Aber was ist mit Solidarität, ist die nicht auch wichtig? Viele weiße, Rapper und Rapperinnen haben sich im Kampf gegen Rassismus engagiert und Texte dazu geschrieben, obwohl es nicht “ihr Kampf” ist. Denkt ihr nicht, dass alles miteinander verbunden ist? Führt Unterdrückung nicht immer zu neuer Unterdrückung – in welcher Form auch immer.
M1:
Natürlich, ich bin mit sehr vielen Bewegungen solidarisch. Es würde in den USA keine Gay-Rights-Bewegung geben, wenn es nicht auch den Black-Power-Struggle geben würde. Unsere Solidarität geht tief, aber wenn wir gegen Rassismus und Imperialismus kämpfen, müssen wir deshalb nicht auch gleichzeitig die Wale retten. Die Wirklichkeit ist, dass wir alle eine Rolle, eine Aufgabe im Leben haben. Wenn wir solidarisch mit Schwulen, Lesben und Transsexuellen sind, dann sollten sie auch solidarisch mit dem Freiheitskampf der Afrikaner sein. Wir haben gemeinsame Anliegen und das ist doch die eigentliche Bedeutung von Solidarität. Deshalb unterstütze ich auch die Freiheitsbewegung der Palästinenser, gleichzeitig treffe ich mich mit Freunden, die Israel unterstützen, um rauszufinden, was da eigentlich los ist. Und es gibt natürlich auch Israelis, die für die Freiheit der Palästinenser kämpfen. Es gibt weiße Amerikaner, die für die Rechte der Palästinenser kämpfen oder für Freiheit der Afrikaner. Wir alle haben Solidarität und wir alle haben eine Rolle, die wir in diesen Kämpfen spielen.

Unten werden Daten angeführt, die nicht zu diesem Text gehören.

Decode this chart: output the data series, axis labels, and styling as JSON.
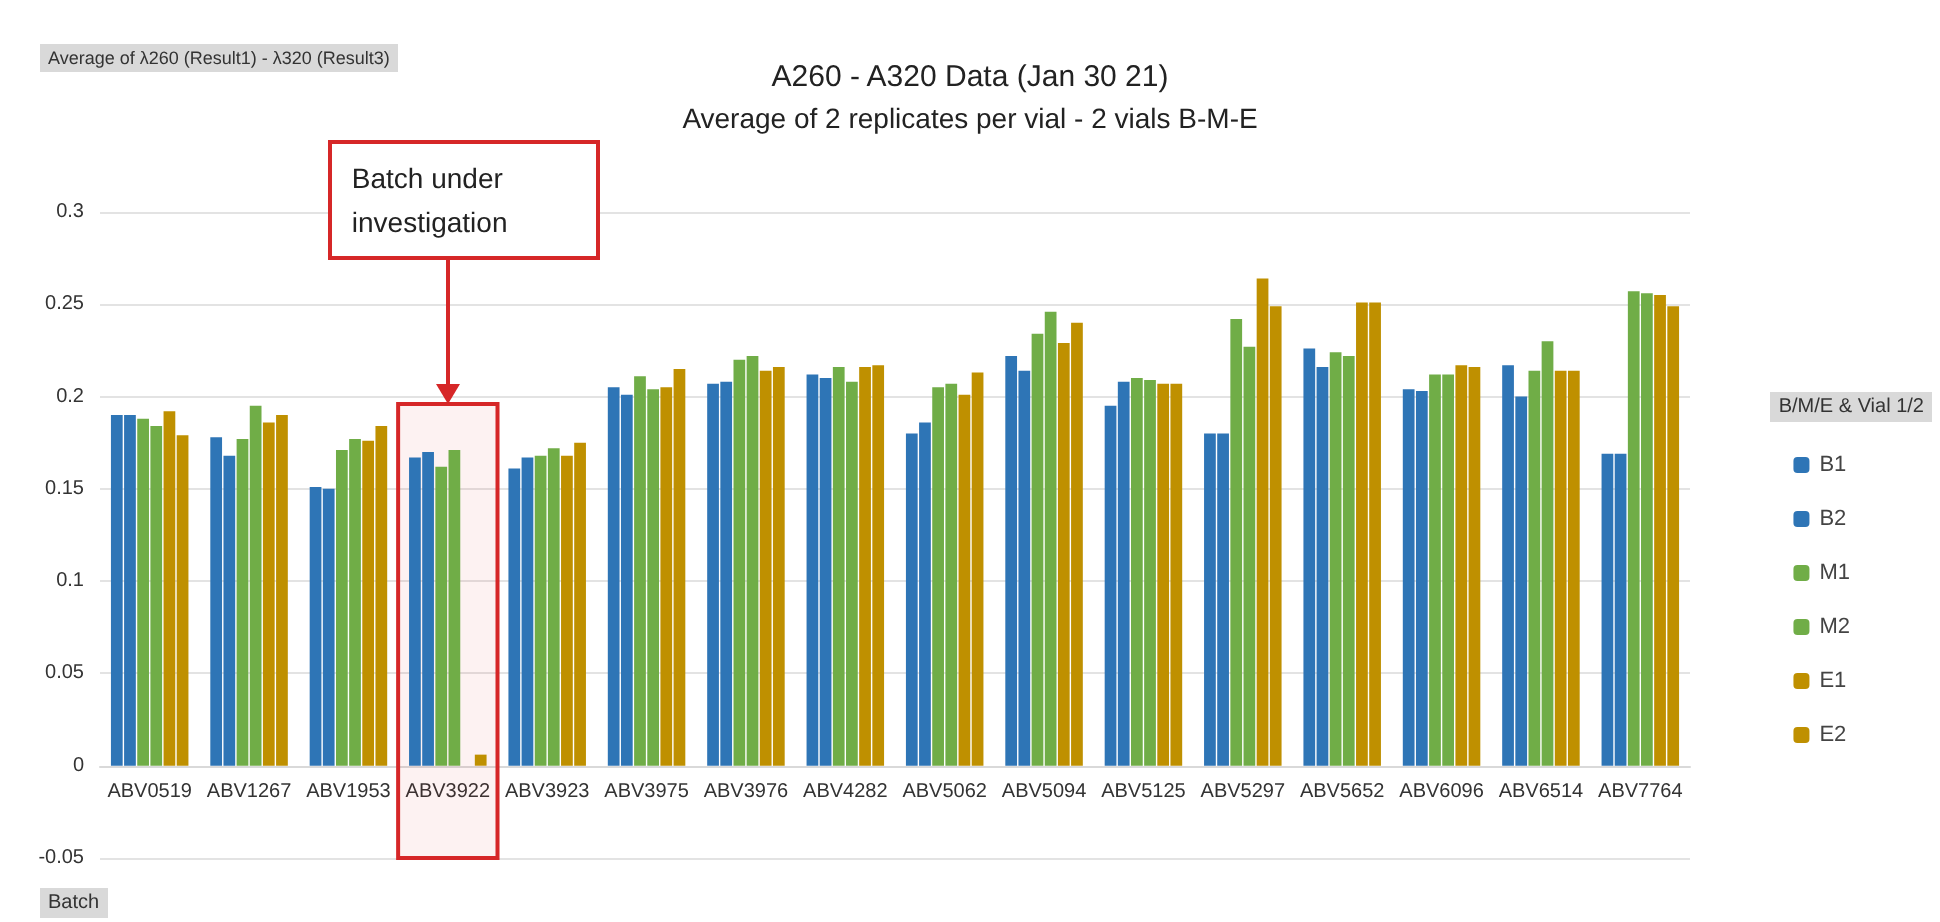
{
  "chart_data": {
    "type": "bar",
    "title": "A260 - A320 Data (Jan 30 21)",
    "subtitle": "Average of 2 replicates per vial - 2 vials B-M-E",
    "legend_title": "B/M/E & Vial 1/2",
    "categories": [
      "ABV0519",
      "ABV1267",
      "ABV1953",
      "ABV3922",
      "ABV3923",
      "ABV3975",
      "ABV3976",
      "ABV4282",
      "ABV5062",
      "ABV5094",
      "ABV5125",
      "ABV5297",
      "ABV5652",
      "ABV6096",
      "ABV6514",
      "ABV7764"
    ],
    "series": [
      {
        "name": "B1",
        "color": "#2e75b6",
        "values": [
          0.19,
          0.178,
          0.151,
          0.167,
          0.161,
          0.205,
          0.207,
          0.212,
          0.18,
          0.222,
          0.195,
          0.18,
          0.226,
          0.204,
          0.217,
          0.169
        ]
      },
      {
        "name": "B2",
        "color": "#2e75b6",
        "values": [
          0.19,
          0.168,
          0.15,
          0.17,
          0.167,
          0.201,
          0.208,
          0.21,
          0.186,
          0.214,
          0.208,
          0.18,
          0.216,
          0.203,
          0.2,
          0.169
        ]
      },
      {
        "name": "M1",
        "color": "#70ad47",
        "values": [
          0.188,
          0.177,
          0.171,
          0.162,
          0.168,
          0.211,
          0.22,
          0.216,
          0.205,
          0.234,
          0.21,
          0.242,
          0.224,
          0.212,
          0.214,
          0.257
        ]
      },
      {
        "name": "M2",
        "color": "#70ad47",
        "values": [
          0.184,
          0.195,
          0.177,
          0.171,
          0.172,
          0.204,
          0.222,
          0.208,
          0.207,
          0.246,
          0.209,
          0.227,
          0.222,
          0.212,
          0.23,
          0.256
        ]
      },
      {
        "name": "E1",
        "color": "#bf9000",
        "values": [
          0.192,
          0.186,
          0.176,
          null,
          0.168,
          0.205,
          0.214,
          0.216,
          0.201,
          0.229,
          0.207,
          0.264,
          0.251,
          0.217,
          0.214,
          0.255
        ]
      },
      {
        "name": "E2",
        "color": "#bf9000",
        "values": [
          0.179,
          0.19,
          0.184,
          0.006,
          0.175,
          0.215,
          0.216,
          0.217,
          0.213,
          0.24,
          0.207,
          0.249,
          0.251,
          0.216,
          0.214,
          0.249
        ]
      }
    ],
    "bands": [
      {
        "axis": "x",
        "from": "ABV3922",
        "to": "ABV3922",
        "color": "#d62728"
      }
    ],
    "ylim": [
      -0.05,
      0.3
    ],
    "yticks": [
      -0.05,
      0,
      0.05,
      0.1,
      0.15,
      0.2,
      0.25,
      0.3
    ],
    "grid": "y",
    "legend": "right",
    "annotations": [
      "Batch under investigation",
      "Average of λ260 (Result1) - λ320 (Result3)",
      "Batch"
    ]
  }
}
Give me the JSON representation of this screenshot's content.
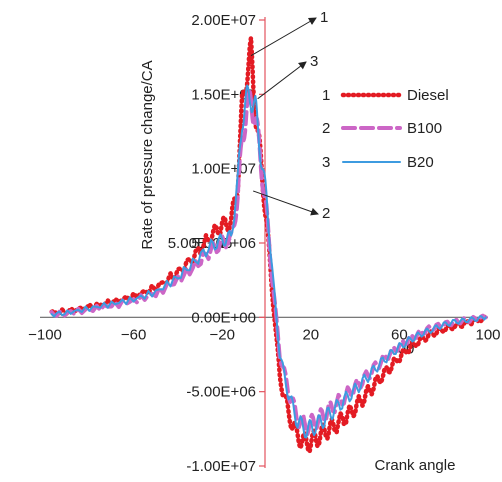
{
  "chart_data": {
    "type": "line",
    "xlabel": "Crank angle",
    "ylabel": "Rate of pressure change/CA",
    "xlim": [
      -100,
      100
    ],
    "ylim": [
      -10000000,
      20000000
    ],
    "x_ticks": [
      {
        "value": -100,
        "label": "−100"
      },
      {
        "value": -60,
        "label": "−60"
      },
      {
        "value": -20,
        "label": "−20"
      },
      {
        "value": 20,
        "label": "20"
      },
      {
        "value": 60,
        "label": "60"
      },
      {
        "value": 100,
        "label": "100"
      }
    ],
    "y_ticks": [
      {
        "value": 20000000,
        "label": "2.00E+07"
      },
      {
        "value": 15000000,
        "label": "1.50E+07"
      },
      {
        "value": 10000000,
        "label": "1.00E+07"
      },
      {
        "value": 5000000,
        "label": "5.00E+06"
      },
      {
        "value": 0,
        "label": "0.00E+00"
      },
      {
        "value": -5000000,
        "label": "-5.00E+06"
      },
      {
        "value": -10000000,
        "label": "-1.00E+07"
      }
    ],
    "stray_labels": [
      "5.00E+06",
      "00"
    ],
    "legend": {
      "position": "right",
      "entries": [
        {
          "number": "1",
          "name": "Diesel"
        },
        {
          "number": "2",
          "name": "B100"
        },
        {
          "number": "3",
          "name": "B20"
        }
      ]
    },
    "annotations": [
      {
        "label": "1",
        "target_x": -7,
        "target_y": 17600000
      },
      {
        "label": "3",
        "target_x": -4,
        "target_y": 14700000
      },
      {
        "label": "2",
        "target_x": -6,
        "target_y": 8500000
      }
    ],
    "series": [
      {
        "name": "Diesel",
        "color": "#e31b23",
        "style": "dotted",
        "x": [
          -97,
          -90,
          -80,
          -70,
          -60,
          -50,
          -40,
          -32,
          -25,
          -20,
          -16,
          -13,
          -11,
          -9,
          -7,
          -5,
          -3,
          0,
          3,
          6,
          10,
          14,
          18,
          21,
          24,
          27,
          30,
          35,
          40,
          45,
          50,
          55,
          60,
          65,
          70,
          75,
          80,
          85,
          90,
          95,
          99
        ],
        "y": [
          300000,
          400000,
          700000,
          1000000,
          1400000,
          2000000,
          3000000,
          4200000,
          5500000,
          6200000,
          6400000,
          9000000,
          14000000,
          16500000,
          17600000,
          14000000,
          11000000,
          6500000,
          1000000,
          -4000000,
          -6500000,
          -8000000,
          -8500000,
          -8300000,
          -8000000,
          -7600000,
          -7400000,
          -6800000,
          -6100000,
          -5200000,
          -4300000,
          -3500000,
          -2700000,
          -2000000,
          -1500000,
          -1100000,
          -800000,
          -600000,
          -400000,
          -200000,
          -100000
        ]
      },
      {
        "name": "B100",
        "color": "#cc66c6",
        "style": "dashed",
        "x": [
          -97,
          -90,
          -80,
          -70,
          -60,
          -50,
          -40,
          -32,
          -25,
          -20,
          -16,
          -13,
          -11,
          -9,
          -7,
          -5,
          -3,
          0,
          3,
          6,
          10,
          14,
          18,
          21,
          24,
          27,
          30,
          35,
          40,
          45,
          50,
          55,
          60,
          65,
          70,
          75,
          80,
          85,
          90,
          95,
          99
        ],
        "y": [
          200000,
          300000,
          500000,
          800000,
          1100000,
          1600000,
          2500000,
          3500000,
          4500000,
          5000000,
          5200000,
          8000000,
          12000000,
          14000000,
          14500000,
          13500000,
          11000000,
          7000000,
          2000000,
          -2500000,
          -5000000,
          -6800000,
          -7300000,
          -7100000,
          -6800000,
          -6400000,
          -6000000,
          -5400000,
          -4700000,
          -4000000,
          -3200000,
          -2500000,
          -1900000,
          -1400000,
          -1000000,
          -700000,
          -500000,
          -300000,
          -200000,
          -100000,
          0
        ]
      },
      {
        "name": "B20",
        "color": "#3d9be0",
        "style": "solid",
        "x": [
          -97,
          -90,
          -80,
          -70,
          -60,
          -50,
          -40,
          -32,
          -25,
          -20,
          -16,
          -13,
          -11,
          -9,
          -7,
          -5,
          -3,
          0,
          3,
          6,
          10,
          14,
          18,
          21,
          24,
          27,
          30,
          35,
          40,
          45,
          50,
          55,
          60,
          65,
          70,
          75,
          80,
          85,
          90,
          95,
          99
        ],
        "y": [
          200000,
          300000,
          600000,
          900000,
          1200000,
          1700000,
          2700000,
          3800000,
          4800000,
          5200000,
          5400000,
          9000000,
          13500000,
          14500000,
          15000000,
          14000000,
          11500000,
          8000000,
          2500000,
          -2500000,
          -5200000,
          -7000000,
          -7600000,
          -7400000,
          -7100000,
          -6700000,
          -6300000,
          -5600000,
          -4900000,
          -4100000,
          -3300000,
          -2600000,
          -2000000,
          -1500000,
          -1100000,
          -800000,
          -500000,
          -300000,
          -200000,
          -100000,
          0
        ]
      }
    ]
  }
}
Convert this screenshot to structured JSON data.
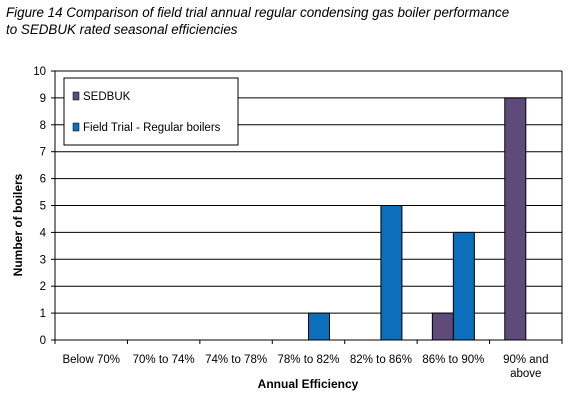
{
  "figure": {
    "title_line1": "Figure 14 Comparison of field trial annual regular condensing gas boiler performance",
    "title_line2": "to SEDBUK rated seasonal efficiencies"
  },
  "chart_data": {
    "type": "bar",
    "title": "Figure 14 Comparison of field trial annual regular condensing gas boiler performance to SEDBUK rated seasonal efficiencies",
    "xlabel": "Annual Efficiency",
    "ylabel": "Number of boilers",
    "ylim": [
      0,
      10
    ],
    "yticks": [
      0,
      1,
      2,
      3,
      4,
      5,
      6,
      7,
      8,
      9,
      10
    ],
    "grid": true,
    "legend_placement": "top-left",
    "categories": [
      "Below 70%",
      "70% to 74%",
      "74% to 78%",
      "78% to 82%",
      "82% to 86%",
      "86% to 90%",
      "90% and above"
    ],
    "category_lines": [
      [
        "Below 70%"
      ],
      [
        "70% to 74%"
      ],
      [
        "74% to 78%"
      ],
      [
        "78% to 82%"
      ],
      [
        "82% to 86%"
      ],
      [
        "86% to 90%"
      ],
      [
        "90% and",
        "above"
      ]
    ],
    "series": [
      {
        "name": "SEDBUK",
        "color": "#5e4b7a",
        "values": [
          0,
          0,
          0,
          0,
          0,
          1,
          9
        ]
      },
      {
        "name": "Field Trial - Regular boilers",
        "color": "#0c6fbc",
        "values": [
          0,
          0,
          0,
          1,
          5,
          4,
          0
        ]
      }
    ]
  }
}
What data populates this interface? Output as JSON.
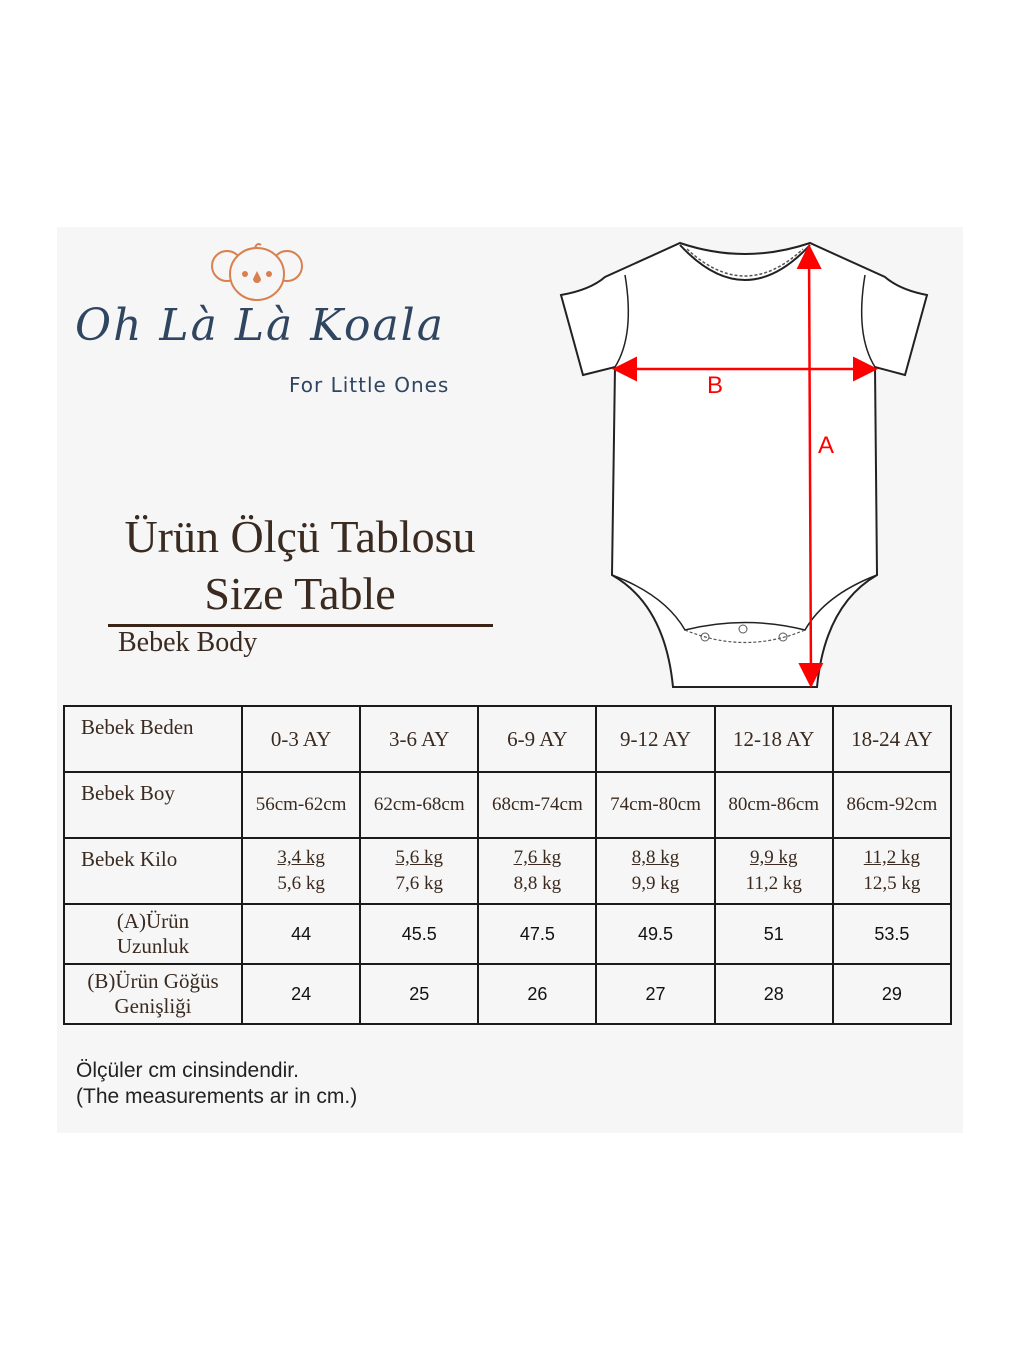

Was ist das für ein Schal den du trägst?
Sticman:
Das ist ein wunderbares Geschenk eines Homies: Ein Schal in den Farben der Flagge Palästinas, die Worte bekunden Solidarität mit Palästina.
M1: Danke für diese Gedanken provozierenden Fragen. Wir verstehen die Wichtigkeit unabhängiger Medien und schätzen die Möglichkeit, dadurch kommunizieren zu können. Nur so können wir zu den Wurzeln gelangen. Ihr seid nicht alleine, wir sind an eurer Seite. Der gemeinsame Kampf geht weiter!